Analysis: Something very important for our politics happened on Tuesday

The Republican governor announced that via executive order he had created an independent commission he will task with redrawing the state’s congressional and legislative lines following the decennial reapportionment later this year. Known as the Maryland Citizens Redistricting Commission, the nine-person group will include three Democrats, three Republicans and three independents.

“This commission is the first of its kind in the long history of our state,” Hogan said in making the announcement. “Unlike the partisan, backdoor manner in which our state’s political power brokers have conducted the state’s redistricting process, we want to make sure that this time the people of Maryland are actually the ones drawing these lines—not the politicians or the party bosses.”

This may seem to you, at first glance, to be a rather minor deal. Only the most ardent political junkies closely follow the re-shuffling and re-drawing of legislative and congressional districts that follow the decennial census. (Guilty, your honor!)

But simply because it’s utterly inside baseball doesn’t mean it isn’t important. In fact, like many things that the general public either knows nothing about or has a decided lack of interest in, how these lines are drawn and by whom has an outsized impact on the sort of government we have — and what the motivations of our elected officials are.

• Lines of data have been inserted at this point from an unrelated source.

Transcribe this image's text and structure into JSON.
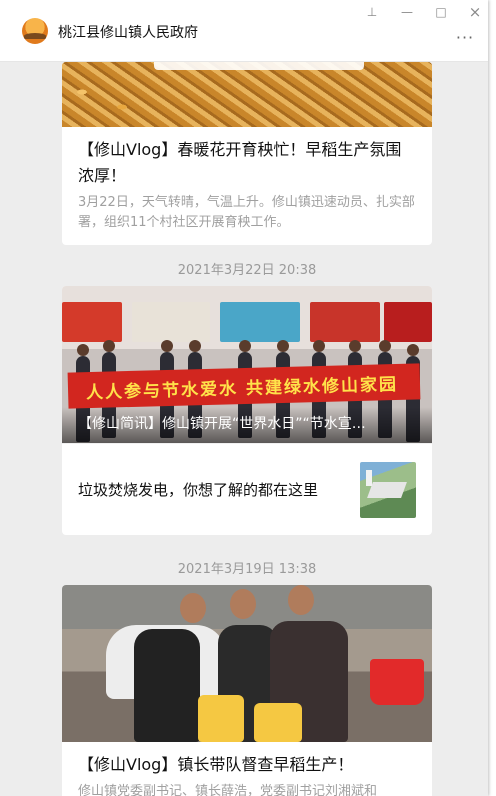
{
  "window": {
    "account_name": "桃江县修山镇人民政府",
    "controls": {
      "pin": "⊥",
      "minimize": "—",
      "maximize": "□",
      "close": "×"
    },
    "more": "···"
  },
  "feed": {
    "card1": {
      "title": "【修山Vlog】春暖花开育秧忙！早稻生产氛围浓厚！",
      "desc": "3月22日，天气转晴，气温上升。修山镇迅速动员、扎实部署，组织11个村社区开展育秧工作。"
    },
    "ts1": "2021年3月22日 20:38",
    "card2": {
      "banner": "人人参与节水爱水 共建绿水修山家园",
      "overlay_title": "【修山简讯】修山镇开展“世界水日”“节水宣…",
      "sub_title": "垃圾焚烧发电，你想了解的都在这里"
    },
    "ts2": "2021年3月19日 13:38",
    "card3": {
      "title": "【修山Vlog】镇长带队督查早稻生产！",
      "desc": "修山镇党委副书记、镇长薛浩，党委副书记刘湘斌和"
    }
  }
}
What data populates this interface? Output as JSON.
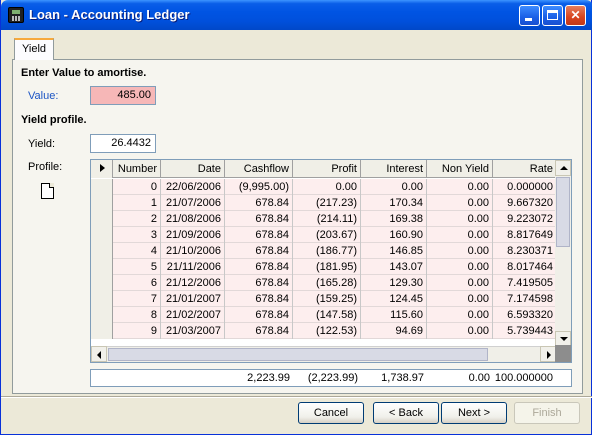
{
  "window": {
    "title": "Loan - Accounting Ledger"
  },
  "tabs": [
    {
      "label": "Yield"
    }
  ],
  "amortise": {
    "heading": "Enter Value to amortise.",
    "value_label": "Value:",
    "value": "485.00"
  },
  "yield_profile": {
    "heading": "Yield profile.",
    "yield_label": "Yield:",
    "yield_value": "26.4432",
    "profile_label": "Profile:"
  },
  "grid": {
    "columns": [
      "Number",
      "Date",
      "Cashflow",
      "Profit",
      "Interest",
      "Non Yield",
      "Rate"
    ],
    "rows": [
      [
        "0",
        "22/06/2006",
        "(9,995.00)",
        "0.00",
        "0.00",
        "0.00",
        "0.000000"
      ],
      [
        "1",
        "21/07/2006",
        "678.84",
        "(217.23)",
        "170.34",
        "0.00",
        "9.667320"
      ],
      [
        "2",
        "21/08/2006",
        "678.84",
        "(214.11)",
        "169.38",
        "0.00",
        "9.223072"
      ],
      [
        "3",
        "21/09/2006",
        "678.84",
        "(203.67)",
        "160.90",
        "0.00",
        "8.817649"
      ],
      [
        "4",
        "21/10/2006",
        "678.84",
        "(186.77)",
        "146.85",
        "0.00",
        "8.230371"
      ],
      [
        "5",
        "21/11/2006",
        "678.84",
        "(181.95)",
        "143.07",
        "0.00",
        "8.017464"
      ],
      [
        "6",
        "21/12/2006",
        "678.84",
        "(165.28)",
        "129.30",
        "0.00",
        "7.419505"
      ],
      [
        "7",
        "21/01/2007",
        "678.84",
        "(159.25)",
        "124.45",
        "0.00",
        "7.174598"
      ],
      [
        "8",
        "21/02/2007",
        "678.84",
        "(147.58)",
        "115.60",
        "0.00",
        "6.593320"
      ],
      [
        "9",
        "21/03/2007",
        "678.84",
        "(122.53)",
        "94.69",
        "0.00",
        "5.739443"
      ]
    ],
    "totals": [
      "",
      "",
      "2,223.99",
      "(2,223.99)",
      "1,738.97",
      "0.00",
      "100.000000"
    ]
  },
  "buttons": {
    "cancel": "Cancel",
    "back": "< Back",
    "next": "Next >",
    "finish": "Finish"
  }
}
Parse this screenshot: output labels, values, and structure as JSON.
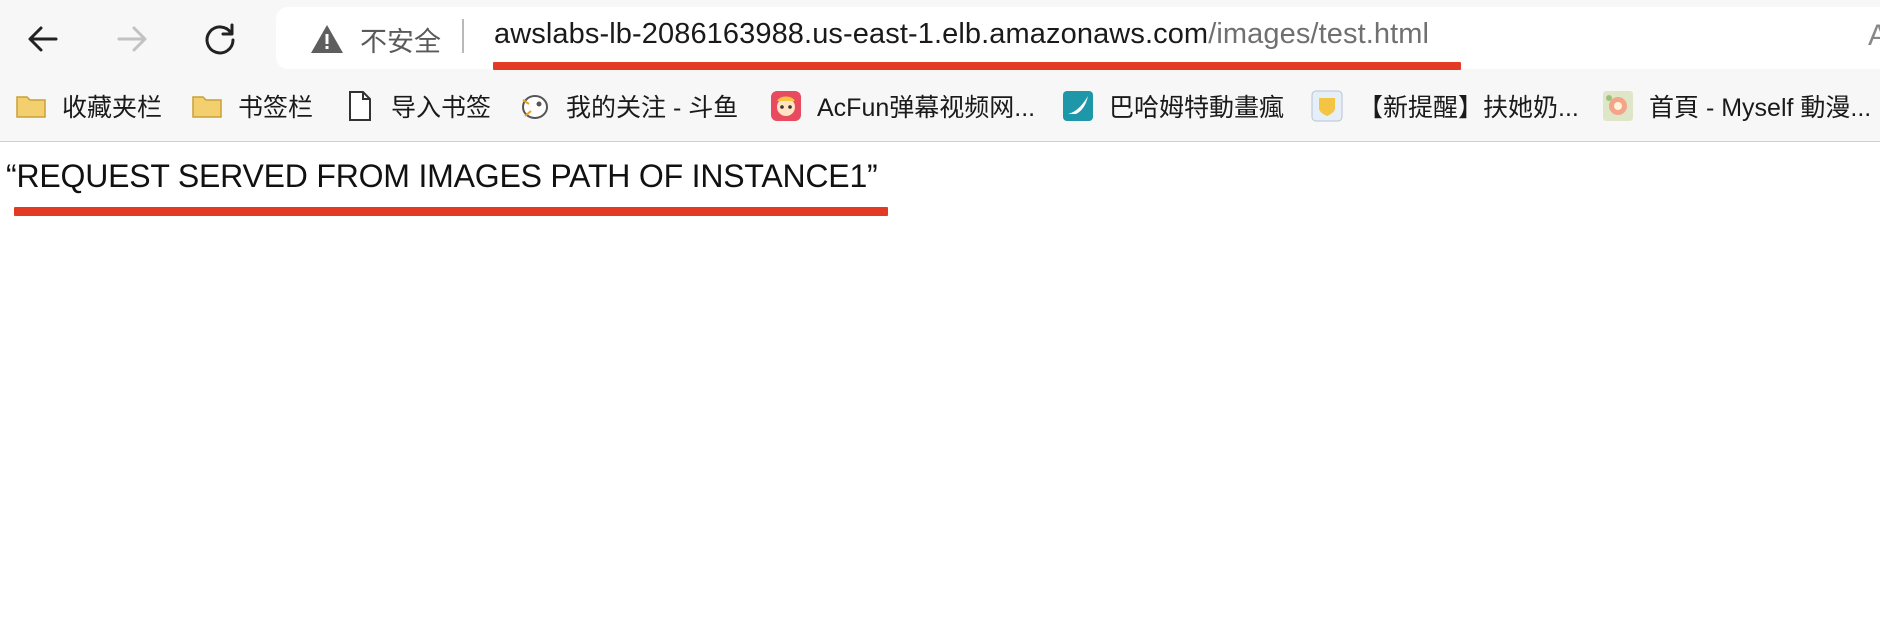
{
  "toolbar": {
    "back_icon": "arrow-left-icon",
    "forward_icon": "arrow-right-icon",
    "reload_icon": "reload-icon"
  },
  "address_bar": {
    "security_label": "不安全",
    "url_host": "awslabs-lb-2086163988.us-east-1.elb.amazonaws.com",
    "url_path": "/images/test.html",
    "read_aloud_glyph": "A"
  },
  "bookmarks": [
    {
      "label": "收藏夹栏",
      "icon": "folder-icon"
    },
    {
      "label": "书签栏",
      "icon": "folder-icon"
    },
    {
      "label": "导入书签",
      "icon": "page-icon"
    },
    {
      "label": "我的关注 - 斗鱼",
      "icon": "douyu-icon"
    },
    {
      "label": "AcFun弹幕视频网...",
      "icon": "acfun-icon"
    },
    {
      "label": "巴哈姆特動畫瘋",
      "icon": "bahamut-icon"
    },
    {
      "label": "【新提醒】扶她奶...",
      "icon": "site-icon"
    },
    {
      "label": "首頁 - Myself 動漫...",
      "icon": "myself-icon"
    }
  ],
  "page": {
    "message": "“REQUEST SERVED FROM IMAGES PATH OF INSTANCE1”"
  },
  "colors": {
    "highlight_underline": "#e23a25",
    "folder": "#f4cf6f"
  }
}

For decades, the line-drawing process has fallen, in most states, to state legislators and governors. What that has meant, in the main, is that when Democrats control the state capitol and, therefore, the line-drawing process, they create districts that are as favorable as possible for their side. Ditto Republicans — except that GOP gains at the state level, particularly in the 2010 midterm elections, gave them more line-drawing control over more states and, therefore, considerably more power.

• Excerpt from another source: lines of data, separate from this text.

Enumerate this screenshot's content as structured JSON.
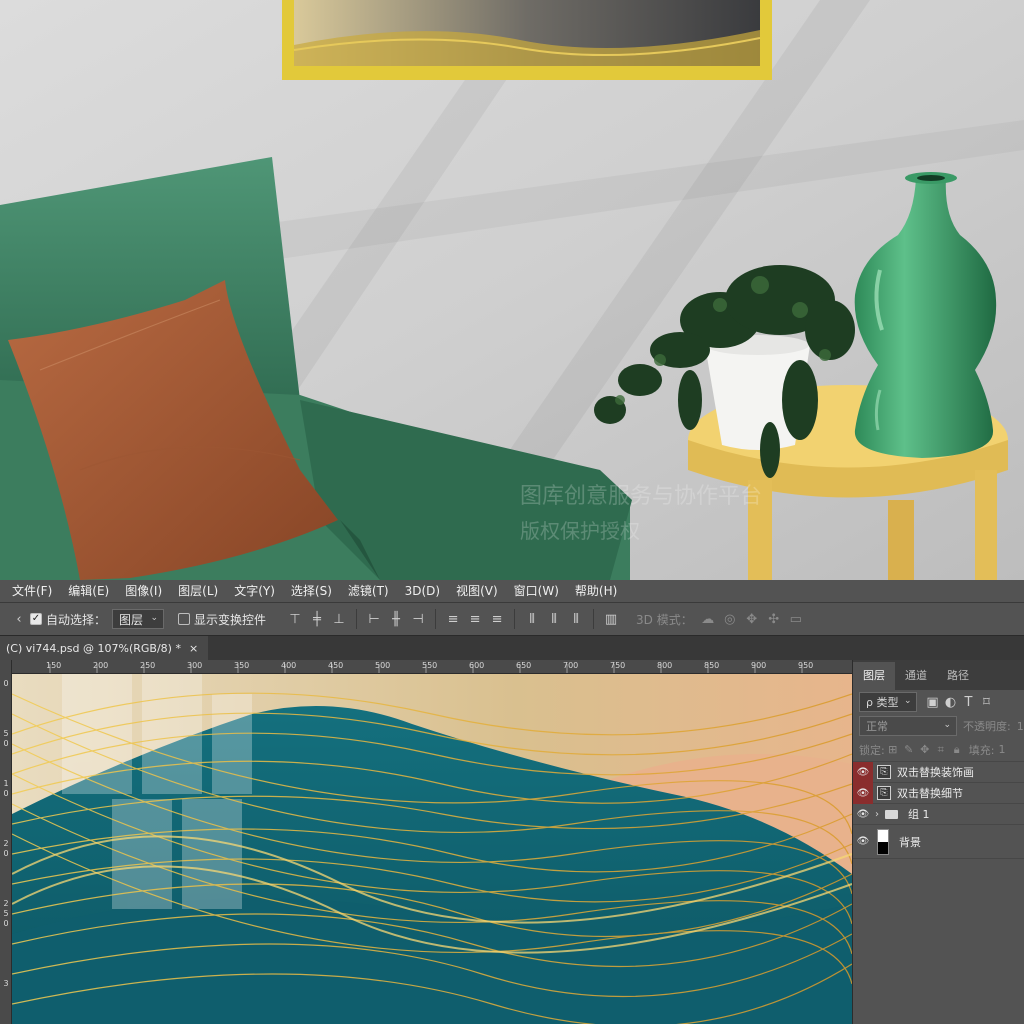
{
  "menu": [
    "文件(F)",
    "编辑(E)",
    "图像(I)",
    "图层(L)",
    "文字(Y)",
    "选择(S)",
    "滤镜(T)",
    "3D(D)",
    "视图(V)",
    "窗口(W)",
    "帮助(H)"
  ],
  "options": {
    "auto_select_label": "自动选择：",
    "auto_select_checked": true,
    "auto_select_value": "图层",
    "show_transform_label": "显示变换控件",
    "mode_3d_label": "3D 模式："
  },
  "document_tab": {
    "title": "(C) vi744.psd @ 107%(RGB/8) *",
    "close": "×"
  },
  "ruler": {
    "horizontal": [
      "150",
      "200",
      "250",
      "300",
      "350",
      "400",
      "450",
      "500",
      "550",
      "600",
      "650",
      "700",
      "750",
      "800",
      "850",
      "900",
      "950"
    ],
    "vertical": [
      "0",
      "5",
      "0",
      "1",
      "0",
      "2",
      "0",
      "2",
      "5",
      "0",
      "3"
    ]
  },
  "watermark": {
    "line1": "图库创意服务与协作平台",
    "line2": "版权保护授权"
  },
  "layers_panel": {
    "tabs": [
      "图层",
      "通道",
      "路径"
    ],
    "active_tab": "图层",
    "filter_label": "ρ 类型",
    "blend_mode": "正常",
    "opacity_label": "不透明度:",
    "opacity_value": "1",
    "lock_label": "锁定:",
    "fill_label": "填充:",
    "fill_value": "1",
    "layers": [
      {
        "name": "双击替换装饰画",
        "highlight": true,
        "type": "smart"
      },
      {
        "name": "双击替换细节",
        "highlight": true,
        "type": "smart"
      },
      {
        "name": "组 1",
        "highlight": false,
        "type": "group"
      },
      {
        "name": "背景",
        "highlight": false,
        "type": "background"
      }
    ]
  }
}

The strategy of both sides has been simple: Pack as many of the opposition party’s voters into as few districts in the state as possible while spreading out their own voters to make as many districts winnable for their side as they can. Innovations in redistricting software have made this slicing and dicing of people based on their party registration or past voting history an art form — allowing the line-drawers to literally go street by street when it comes to crafting new districts.

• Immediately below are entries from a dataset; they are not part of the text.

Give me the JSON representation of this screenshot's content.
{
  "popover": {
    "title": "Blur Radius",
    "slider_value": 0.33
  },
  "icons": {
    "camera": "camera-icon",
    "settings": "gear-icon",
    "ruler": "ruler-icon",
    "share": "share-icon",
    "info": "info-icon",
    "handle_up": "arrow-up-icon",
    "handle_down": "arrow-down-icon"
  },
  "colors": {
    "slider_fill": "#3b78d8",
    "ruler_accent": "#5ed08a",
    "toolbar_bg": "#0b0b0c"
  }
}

This has, of course, had unintended consequences. Maps drawn over the past two decades — by Democrats and Republicans — in places like North Carolina, Texas and yes, Maryland — have come under legal scrutiny for using political considerations as the sole motivator in creating legislative and congressional districts. Maps in which one party overreached have, occasionally, led to unpredictable results in which the party in power loses seats they expected to win because they tried to divide up their own voters among too many districts.

But these exceptions notwithstanding, the dominant trend produced by partisan politicians drawing the congressional district lines is this: The vast majority of members of Congress, on both sides of the aisle, represent what we would call “safe” districts — meaning that their only chance of losing their job would be in a primary, not a general election.

In 1956, for example, less than 6 in 10 House incumbents won with 60% of the vote or more, according to Vital Statistics on Congress. By 2002, the first election after the 2001 nationwide redistricting, 85% of all House incumbents seeking reelection won with 60% or higher. In 2014 and 2016, that number hovered in the mid-to-high 70s before dipping to just 63% in the tumultuous 2018 midterm election.

The practical, political effect of this trend is simple: Members of Congress have little reason to demonstrate their ability to work across the partisan aisle and every reason to be as partisan and ideological as possible in hopes of staving off any sort of primary challenge.

Which leads to what we’ve seen on display in Washington over these last many years: Constant partisan bickering and brinksmanship over matters great and small; the constant threat of government shutdowns; and a government that can barely function as its founders designed it to do.

And yes, much of that gridlock — not all, but much — can be traced back to a political line-drawing process that rewards reflexive partisanship and punishes those who stray from absolute adherence to their party line.

Independent or bipartisan commissions to redraw the maps in states — as Hogan is trying to do in Maryland — work to reorient the incentive structure for members by creating districts that are far more competitive between the two parties in general elections.

Take Iowa, where since 1980, nonpartisan staff have drawn the legislative and congressional lines — and which is widely seen as the model for how redistricting aimed at decelerating partisanship and polarization should be done.
The state’s congressional districts have regularly changed hands between the parties, with Republicans winning two previously-held Democratic seats in the 2020 election. And generally speaking, three of the four districts in the state — the exception being the Republican-friendly 4th in western Iowa — are extremely competitive every two years. Check out the winning percentages for four incoming members of Congress in the state: 62%, 49%, 50% and 51.3%. In the state’s 2nd District, the Republican candidate leads the Democrat candidate by six — SIX! — votes.
While bipartisan — and independent — line-drawing commissions are on the rise in recent years, the majority of states in the country still rely on politicians to draw lines. And even under Hogan’s proposal, the state legislature would retain veto power over any congressional map that the independent committee produces.

But the step he is taking is still an important one. Until voters understand that the lines that govern who they can vote for are as important than the person who represents them, we are likely to be stuck in this same partisan morass in Washington.